As Juntas de Freguesia do concelho da Mealhada não aceitam, em 2019, a transferência de competências do Município para os órgãos das autarquias locais. Ontem, dia 17 de junho, o executivo camarário mealhadense propôs votar em consonância com a vontade das freguesias, tendo os vereadores da coligação “Juntos pelo Concelho da Mealhada” usado da abstenção, defendendo que “a autarquia devia ter trabalhado uma proposta que disponibilizasse às freguesias garantias de recursos”.
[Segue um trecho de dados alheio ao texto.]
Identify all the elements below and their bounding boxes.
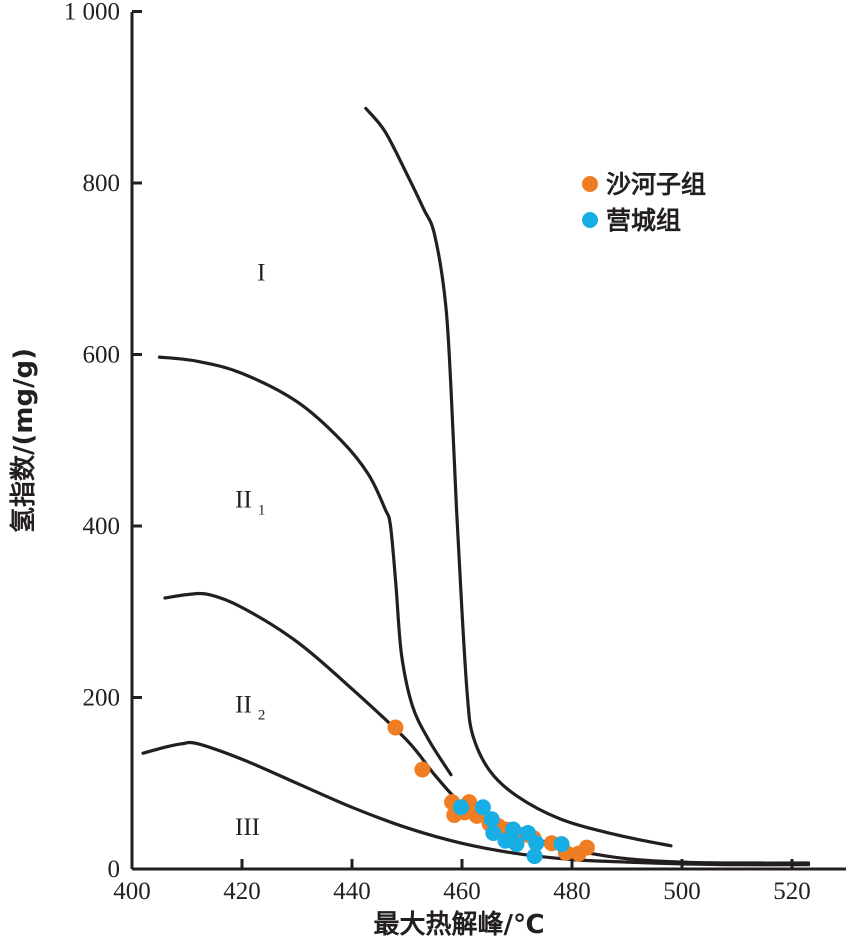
legend-marker xyxy=(582,176,598,192)
plot-area xyxy=(141,106,811,867)
x-tick-label: 440 xyxy=(333,878,371,905)
y-tick-label: 400 xyxy=(83,513,121,540)
x-tick-label: 520 xyxy=(773,878,811,905)
x-tick-label: 480 xyxy=(553,878,591,905)
data-point-series-0 xyxy=(387,719,404,736)
x-tick-label: 400 xyxy=(113,878,151,905)
x-tick-label: 500 xyxy=(663,878,701,905)
data-point-series-0 xyxy=(414,761,431,778)
axes: 400 420 440 460 480 500 520 0 200 400 600 800 1 000 xyxy=(64,0,846,905)
data-point-series-1 xyxy=(483,811,500,828)
x-tick-label: 420 xyxy=(223,878,261,905)
data-point-series-1 xyxy=(528,835,545,852)
y-tick-label: 0 xyxy=(108,856,121,883)
region-label: II 2 xyxy=(235,692,265,724)
y-tick-label: 600 xyxy=(83,342,121,369)
data-point-series-1 xyxy=(505,821,522,838)
boundary-curve-I-II1 xyxy=(364,106,673,848)
boundary-curve-II1-II2 xyxy=(157,355,453,777)
y-axis-ticks: 0 200 400 600 800 1 000 xyxy=(64,0,142,883)
legend-label: 营城组 xyxy=(606,206,681,235)
data-point-series-1 xyxy=(526,848,543,865)
legend-marker xyxy=(582,212,598,228)
y-tick-label: 1 000 xyxy=(64,0,120,26)
data-point-series-1 xyxy=(485,824,502,841)
data-point-series-1 xyxy=(474,799,491,816)
y-tick-label: 200 xyxy=(83,685,121,712)
region-labels: I II 1 II 2 III xyxy=(235,259,265,841)
region-label: I xyxy=(257,259,265,286)
y-axis-title: 氢指数/(mg/g) xyxy=(8,348,39,533)
y-tick-label: 800 xyxy=(83,170,121,197)
legend-label: 沙河子组 xyxy=(606,170,706,199)
boundary-curve-III-lower xyxy=(141,740,811,867)
data-point-series-1 xyxy=(508,836,525,853)
x-axis-ticks: 400 420 440 460 480 500 520 xyxy=(113,859,811,905)
x-tick-label: 460 xyxy=(443,878,481,905)
data-point-series-1 xyxy=(452,799,469,816)
data-markers xyxy=(387,719,595,865)
data-point-series-1 xyxy=(553,836,570,853)
region-label: II 1 xyxy=(235,487,265,519)
data-point-series-0 xyxy=(578,839,595,856)
region-label: III xyxy=(235,814,260,841)
x-axis-title: 最大热解峰/℃ xyxy=(374,910,545,940)
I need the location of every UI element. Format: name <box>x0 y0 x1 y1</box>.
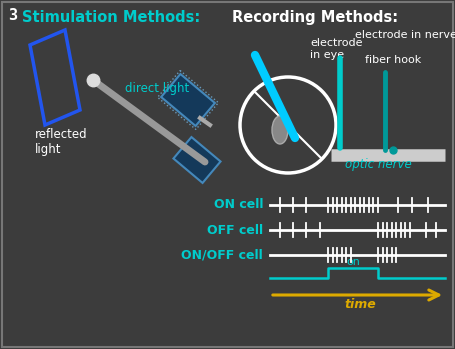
Text: on: on <box>346 257 360 267</box>
Text: Stimulation Methods:: Stimulation Methods: <box>22 10 200 25</box>
Ellipse shape <box>272 116 288 144</box>
Polygon shape <box>161 74 215 126</box>
Text: direct light: direct light <box>125 82 189 95</box>
Text: Recording Methods:: Recording Methods: <box>232 10 398 25</box>
Text: ON/OFF cell: ON/OFF cell <box>181 248 263 261</box>
Text: electrode
in eye: electrode in eye <box>310 38 363 60</box>
Text: fiber hook: fiber hook <box>365 55 421 65</box>
Text: time: time <box>344 298 376 311</box>
Text: reflected
light: reflected light <box>35 128 88 156</box>
Text: OFF cell: OFF cell <box>207 223 263 237</box>
Text: optic nerve: optic nerve <box>345 158 412 171</box>
Text: ON cell: ON cell <box>213 199 263 211</box>
Text: electrode in nerve: electrode in nerve <box>355 30 455 40</box>
Polygon shape <box>173 137 221 183</box>
Text: 3: 3 <box>8 8 17 23</box>
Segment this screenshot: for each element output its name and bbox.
A vontade das seis freguesias do concelho da Mealhada é a de não assumir as transferências de competências do Município para os órgãos das freguesias previstas no decreto-lei n.º 57/2019 de 30 de abril. “Sabemos que a 1 de janeiro de 2021 estas competências serão todas das Juntas, mas estas só as querem ‘quanto mais tarde melhor’”. E o que a lei agora pretende é que entremos no comboio e possamos chegar a um acordo até essa altura”, explicou Nuno Canilho, vereador na Autarquia, acrescentando que com a decisão das Juntas “fica tudo como está”, mantendo-se as competências a cargo do Município. “Enquanto não assinarmos o auto de recursos, a competência é nossa”, enfatizou.

Mas para Hugo Silva, a reunião de ontem deveria ter servido para “analisar um parecer jurídico e não estarem a dar-se opiniões”. Citando o artigo 5.ª do já referido decreto-lei, o vereador defendeu que no início do procedimento se lê que “a câmara municipal e cada uma das juntas de freguesia acordam uma proposta para a transferência de recursos para as freguesias”.

“Na minha opinião, as freguesias votaram, erradamente, sem serem informadas de uma proposta da Câmara com os recursos disponibilizados para as freguesias”, acrescentou, enfatizando que “a transferência de recursos deveria estar à cabeça em cima da mesa”. “O que está em causa, para além de receber ou não a competência, é a de se saber com o que se pode contar”, acrescentou.

A vereadora Arminda Martins explicou que o pedido de pronuncia foi feito pela Direcção-Geral das Autarquias Locais diretamente para as Juntas de Freguesia. Para além disso, afirma que “a própria ANAFRE (Associação Nacional de Freguesias) emitiu um documento favorável à não-aceitação” e que, por isso, todas as Juntas de Freguesia “tinham já uma opinião pré-feita”. “Este não é o momento para negociação. Esse será o processo seguinte”, defendeu.

E Nuno Canilho corroborou da mesma opinião: “Para se fazer esse exercício, que o dr.º Hugo acha que deve ser prévio, é preciso, à partida, sabermos se se quer ou não se quer a competência. Só depois pode haver uma negociação”.

Mas Hugo Silva insistiu que “o assunto devia ter ido primeiro à Câmara, depois à Junta, seguindo-se a Assembleia”. Arminda Martins repetiu que “foi feita uma pergunta diretamente às Juntas” e que a informação da decisão de cada uma só chegou posteriormente à Câmara. “Sou solidária com a posição das Juntas de Freguesia”, disse ainda.

O assunto vai ser remetido à Assembleia Municipal da Mealhada, prevista realizar-se a 28 de junho.